Isabel cerró los ojos, recordando cada rostro que había cruzado el umbral de su hogar en busca de alivio. No podía entender cómo el amor y la compasión podían ser tan fácilmente convertidos en motivos de condena. El eco de las palabras de Margaret seguía resonando en su mente, una maldición que se cernía sobre ellas como un manto de sombras. Pero en el fondo de su corazón, una chispa de resistencia comenzaba a brillar. No se rendiría tan fácilmente.

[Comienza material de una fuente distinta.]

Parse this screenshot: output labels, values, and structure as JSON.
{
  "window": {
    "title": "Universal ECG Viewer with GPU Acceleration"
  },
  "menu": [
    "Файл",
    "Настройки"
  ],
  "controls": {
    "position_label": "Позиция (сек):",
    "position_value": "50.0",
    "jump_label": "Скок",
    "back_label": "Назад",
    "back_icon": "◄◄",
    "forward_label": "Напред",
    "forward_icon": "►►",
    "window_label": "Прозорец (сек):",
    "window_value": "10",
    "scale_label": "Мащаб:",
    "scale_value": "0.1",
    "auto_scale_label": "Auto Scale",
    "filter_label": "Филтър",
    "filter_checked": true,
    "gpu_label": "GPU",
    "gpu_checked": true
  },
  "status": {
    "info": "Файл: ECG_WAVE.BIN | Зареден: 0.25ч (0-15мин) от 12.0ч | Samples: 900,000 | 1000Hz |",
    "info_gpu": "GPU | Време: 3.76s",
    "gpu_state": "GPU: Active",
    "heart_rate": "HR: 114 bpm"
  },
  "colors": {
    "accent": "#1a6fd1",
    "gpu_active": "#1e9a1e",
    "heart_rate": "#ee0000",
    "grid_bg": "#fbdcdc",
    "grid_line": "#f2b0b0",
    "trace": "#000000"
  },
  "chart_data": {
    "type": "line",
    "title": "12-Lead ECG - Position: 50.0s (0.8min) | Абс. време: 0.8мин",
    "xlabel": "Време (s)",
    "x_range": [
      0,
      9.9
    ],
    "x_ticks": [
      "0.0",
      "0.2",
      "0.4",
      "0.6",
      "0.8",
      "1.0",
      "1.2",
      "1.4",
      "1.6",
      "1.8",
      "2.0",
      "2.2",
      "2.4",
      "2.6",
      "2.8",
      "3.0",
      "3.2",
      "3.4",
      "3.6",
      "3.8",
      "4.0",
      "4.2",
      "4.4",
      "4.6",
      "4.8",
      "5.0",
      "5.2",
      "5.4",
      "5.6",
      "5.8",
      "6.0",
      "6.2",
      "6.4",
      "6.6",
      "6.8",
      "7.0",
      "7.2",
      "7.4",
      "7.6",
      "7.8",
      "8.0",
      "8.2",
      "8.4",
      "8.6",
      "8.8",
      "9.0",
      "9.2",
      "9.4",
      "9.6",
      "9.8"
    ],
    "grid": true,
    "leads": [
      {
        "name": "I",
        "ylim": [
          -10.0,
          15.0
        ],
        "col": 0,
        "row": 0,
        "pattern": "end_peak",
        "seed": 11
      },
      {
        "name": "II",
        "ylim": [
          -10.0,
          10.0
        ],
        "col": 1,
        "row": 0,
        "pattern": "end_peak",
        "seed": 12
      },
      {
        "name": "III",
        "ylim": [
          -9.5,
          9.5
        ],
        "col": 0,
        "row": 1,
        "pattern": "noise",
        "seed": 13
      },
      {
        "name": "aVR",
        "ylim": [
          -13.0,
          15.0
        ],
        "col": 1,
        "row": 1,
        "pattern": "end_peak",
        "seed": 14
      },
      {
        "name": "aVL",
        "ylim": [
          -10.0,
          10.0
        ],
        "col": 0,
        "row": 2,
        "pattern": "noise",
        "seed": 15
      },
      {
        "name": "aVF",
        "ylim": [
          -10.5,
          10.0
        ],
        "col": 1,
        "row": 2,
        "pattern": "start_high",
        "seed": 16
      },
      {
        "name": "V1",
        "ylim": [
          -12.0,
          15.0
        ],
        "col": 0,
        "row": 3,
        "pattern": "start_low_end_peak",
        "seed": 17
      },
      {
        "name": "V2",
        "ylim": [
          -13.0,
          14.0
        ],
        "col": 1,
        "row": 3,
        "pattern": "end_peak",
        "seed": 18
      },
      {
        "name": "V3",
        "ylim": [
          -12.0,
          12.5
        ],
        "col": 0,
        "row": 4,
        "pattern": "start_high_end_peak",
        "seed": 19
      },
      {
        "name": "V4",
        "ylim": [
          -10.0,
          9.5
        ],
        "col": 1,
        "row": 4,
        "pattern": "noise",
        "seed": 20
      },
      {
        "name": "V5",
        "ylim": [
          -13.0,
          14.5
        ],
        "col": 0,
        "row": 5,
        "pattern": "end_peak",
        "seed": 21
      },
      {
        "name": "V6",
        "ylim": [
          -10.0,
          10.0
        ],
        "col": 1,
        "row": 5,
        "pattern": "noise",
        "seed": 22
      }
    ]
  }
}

No dejaría que el fuego de la injusticia consumiera su vida sin luchar y alzaria su voz de ser necesario para ser escuchada.
Pero el golpe de la realidad la sacudió con fuerza, toda la aldea murmuraba sobre ellas y no las querían cerca. Nadie iba a darles un segundo de atención.
—Mamá, abuela—susurró Isabel, su voz temblorosa pero decidida—. No quiero morir, no quiero que mi vida termine sin siquiera haber comenzado.
Ambas mujeres levantaron la mirada, sorprendidas por el miedo en la voz de su hija. A medida que la oscuridad los envolvía, comenzó a murmurar palabras de consuelo y esperanza, recordando el amor que siempre las había unido, un amor más poderoso que cualquier condena.
—No morirás, cariño. — La suave voz de su madre era segura, aunque no tenía certeza de que su única hija podría ser salvada de las manos de los injustos, del sistema patriarcal que las oprimía. — Somos inocentes.
Su madre acariciaba su cabello con ternura, tal cual lo hacía cuando Isabel era pequeña relajándola unos minutos al menos.
Juntas, se prometieron que no se rendirán, que lucharán por su libertad y por la verdad. La noche era oscura, compartían ideas de cómo defenderse. Pero hicieron silencio cuando las fuertes pisadas de alguien se acercaba a ellas.
—Mi amor, intentaré sacarlas de aquí. — La voz conocida del hombre llegó primero a Isabel, después la figura masculina frente a los barrotes en la oscuridad. Era Lincoln, y la joven se puso de pie para acercarse a su amigo, el amor de su vida, su compañero.